S’il est un point particulièrement complexe et sensible, variant en fonction de chaque président de la République, c’est bien celui de la protection rapprochée qui, de 1935 à 1981, fut exclusivement confiée à la police. Mais toute règle souffrant une exception, la gendarmerie va faire son apparition en même temps que la gauche entre à l’Élysée.

Le 10 mai 1981, François Mitterrand est à l’hôtel du Vieux-Morvan à Château-Chinon. Il y attend la confirmation de sa victoire. Sa famille, ses amis et ses fidèles sont peu à peu rejoints par des militants, des journalistes et des anonymes dont les flots grossissent au fur et à mesure que la rumeur du succès enfle.

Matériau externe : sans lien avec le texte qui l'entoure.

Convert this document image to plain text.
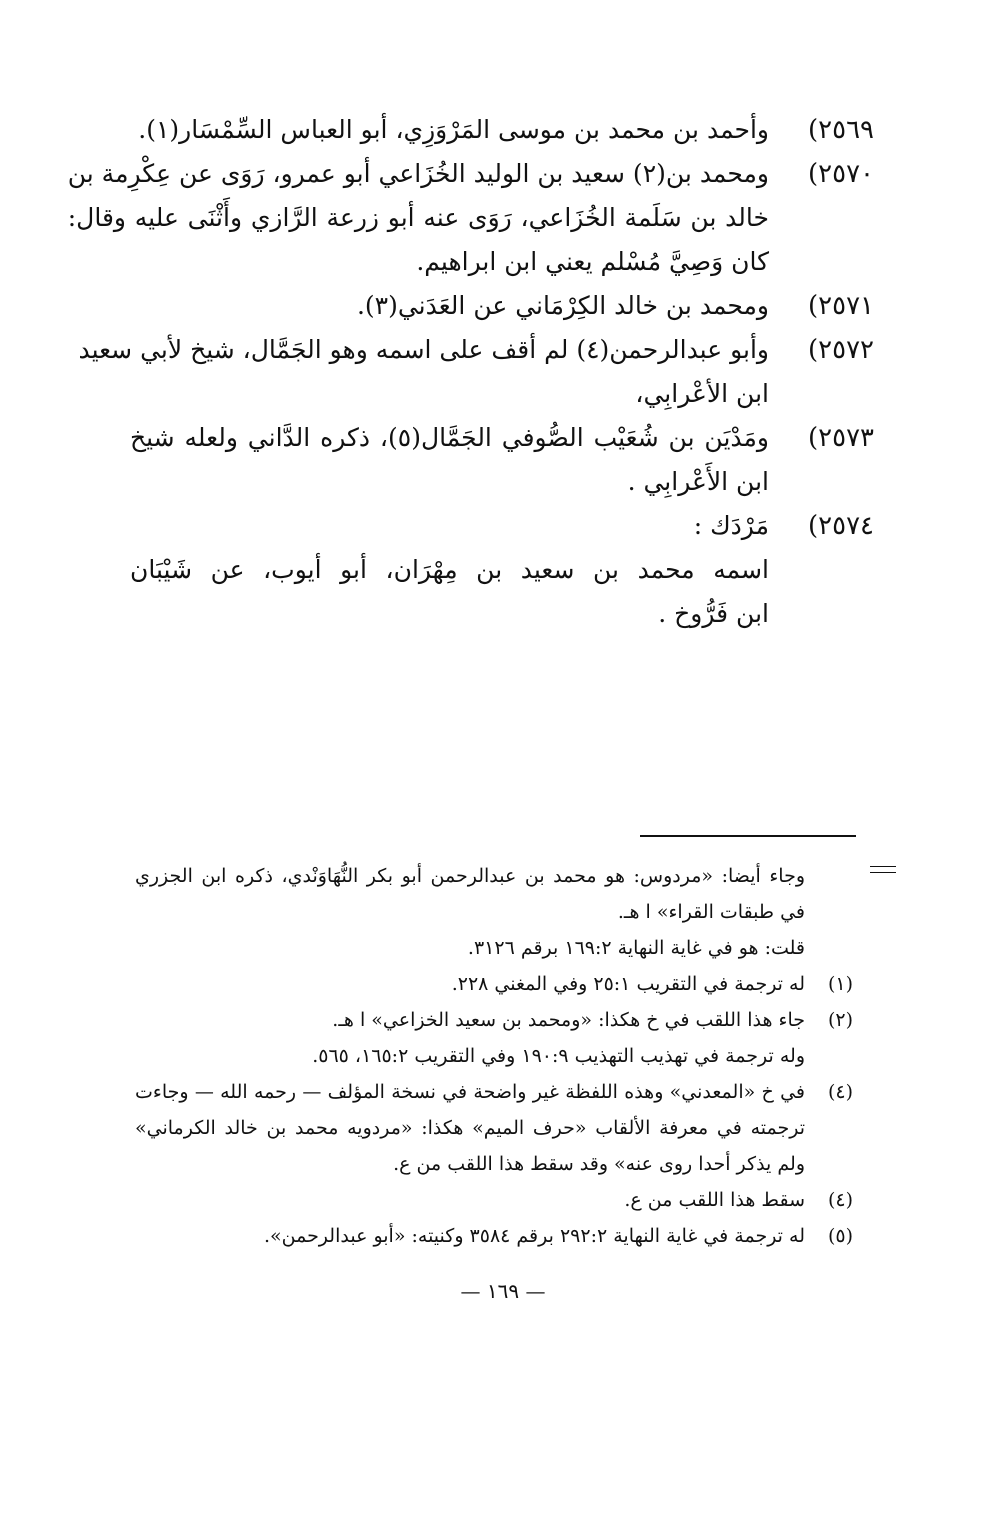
٢٥٦٩)
وأحمد بن محمد بن موسى المَرْوَزِي، أبو العباس السِّمْسَار(١).
٢٥٧٠)
ومحمد بن(٢) سعيد بن الوليد الخُزَاعي أبو عمرو، رَوَى عن عِكْرِمة بن
خالد بن سَلَمة الخُزَاعي، رَوَى عنه أبو زرعة الرَّازي وأَثْنَى عليه وقال:
كان وَصِيَّ مُسْلم يعني ابن ابراهيم.
٢٥٧١)
ومحمد بن خالد الكِرْمَاني عن العَدَني(٣).
٢٥٧٢)
وأبو عبدالرحمن(٤) لم أقف على اسمه وهو الجَمَّال، شيخ لأبي سعيد
ابن الأعْرابِي،
٢٥٧٣)
ومَدْيَن بن شُعَيْب الصُّوفي الجَمَّال(٥)، ذكره الدَّاني ولعله شيخ
ابن الأَعْرابِي .
٢٥٧٤)
مَرْدَك :
اسمه محمد بن سعيد بن مِهْرَان، أبو أيوب، عن شَيْبَان
ابن فَرُّوخ .
وجاء أيضا: «مردوس: هو محمد بن عبدالرحمن أبو بكر النُّهَاوَنْدي، ذكره ابن الجزري
في طبقات القراء» ا هـ.
قلت: هو في غاية النهاية ١٦٩:٢ برقم ٣١٢٦.
(١)
له ترجمة في التقريب ٢٥:١ وفي المغني ٢٢٨.
(٢)
جاء هذا اللقب في خ هكذا: «ومحمد بن سعيد الخزاعي» ا هـ.
وله ترجمة في تهذيب التهذيب ١٩٠:٩ وفي التقريب ١٦٥:٢، ٥٦٥.
(٤)
في خ «المعدني» وهذه اللفظة غير واضحة في نسخة المؤلف — رحمه الله — وجاءت
ترجمته في معرفة الألقاب «حرف الميم» هكذا: «مردويه محمد بن خالد الكرماني»
ولم يذكر أحدا روى عنه» وقد سقط هذا اللقب من ع.
(٤)
سقط هذا اللقب من ع.
(٥)
له ترجمة في غاية النهاية ٢٩٢:٢ برقم ٣٥٨٤ وكنيته: «أبو عبدالرحمن».
— ١٦٩ —
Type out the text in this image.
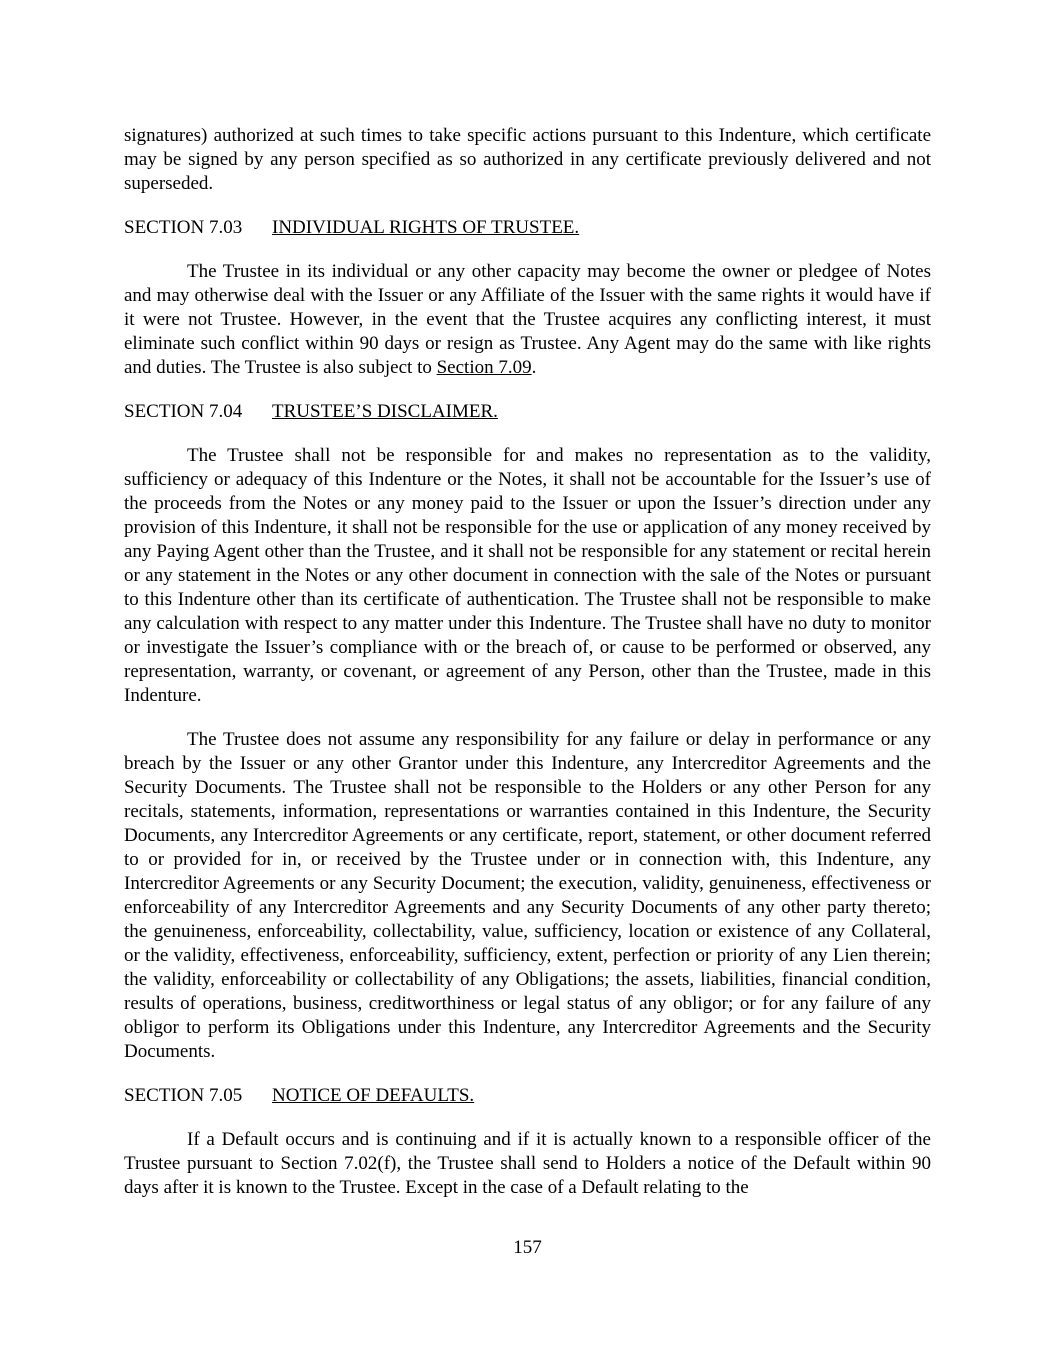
signatures) authorized at such times to take specific actions pursuant to this Indenture, which certificate may be signed by any person specified as so authorized in any certificate previously delivered and not superseded.

SECTION 7.03 INDIVIDUAL RIGHTS OF TRUSTEE.

The Trustee in its individual or any other capacity may become the owner or pledgee of Notes and may otherwise deal with the Issuer or any Affiliate of the Issuer with the same rights it would have if it were not Trustee. However, in the event that the Trustee acquires any conflicting interest, it must eliminate such conflict within 90 days or resign as Trustee. Any Agent may do the same with like rights and duties. The Trustee is also subject to Section 7.09.

SECTION 7.04 TRUSTEE’S DISCLAIMER.

The Trustee shall not be responsible for and makes no representation as to the validity, sufficiency or adequacy of this Indenture or the Notes, it shall not be accountable for the Issuer’s use of the proceeds from the Notes or any money paid to the Issuer or upon the Issuer’s direction under any provision of this Indenture, it shall not be responsible for the use or application of any money received by any Paying Agent other than the Trustee, and it shall not be responsible for any statement or recital herein or any statement in the Notes or any other document in connection with the sale of the Notes or pursuant to this Indenture other than its certificate of authentication. The Trustee shall not be responsible to make any calculation with respect to any matter under this Indenture. The Trustee shall have no duty to monitor or investigate the Issuer’s compliance with or the breach of, or cause to be performed or observed, any representation, warranty, or covenant, or agreement of any Person, other than the Trustee, made in this Indenture.

The Trustee does not assume any responsibility for any failure or delay in performance or any breach by the Issuer or any other Grantor under this Indenture, any Intercreditor Agreements and the Security Documents. The Trustee shall not be responsible to the Holders or any other Person for any recitals, statements, information, representations or warranties contained in this Indenture, the Security Documents, any Intercreditor Agreements or any certificate, report, statement, or other document referred to or provided for in, or received by the Trustee under or in connection with, this Indenture, any Intercreditor Agreements or any Security Document; the execution, validity, genuineness, effectiveness or enforceability of any Intercreditor Agreements and any Security Documents of any other party thereto; the genuineness, enforceability, collectability, value, sufficiency, location or existence of any Collateral, or the validity, effectiveness, enforceability, sufficiency, extent, perfection or priority of any Lien therein; the validity, enforceability or collectability of any Obligations; the assets, liabilities, financial condition, results of operations, business, creditworthiness or legal status of any obligor; or for any failure of any obligor to perform its Obligations under this Indenture, any Intercreditor Agreements and the Security Documents.

SECTION 7.05 NOTICE OF DEFAULTS.

If a Default occurs and is continuing and if it is actually known to a responsible officer of the Trustee pursuant to Section 7.02(f), the Trustee shall send to Holders a notice of the Default within 90 days after it is known to the Trustee. Except in the case of a Default relating to the

157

À 20 heures, le nouveau chef de l’État fraîchement élu est très vite noyé dans la masse des sympathisants criant leur joie. François Mitterrand est bien entouré quand il prend la parole devant les médias, mais bien seul sur le plan de la sécurité. Les quelques policiers en civil chargés de sa protection depuis le début de la campagne électorale sont comme ballottés, emportés par une lame de fond militante, heureusement sympathique. À l’extérieur, aucun service d’ordre n'est prévu, à part quelques gendarmes locaux.

C’est dans une joyeuse pagaille que le cortège se met en route pour Paris. Après avoir été écartée du pouvoir depuis plus de vingt-trois ans, la gauche française inaugure une nouvelle manière de faire de la politique et affiche sa défiance à l’égard du tout sécuritaire. Mitterrand refuse de loger au palais de l’Élysée et décide de continuer à habiter rue de Bièvre. La préfecture de police prend des mesures et met sur pied une brigade spécialisée dans la sécurité du domicile du nouveau président, au commissariat du Ve arrondissement.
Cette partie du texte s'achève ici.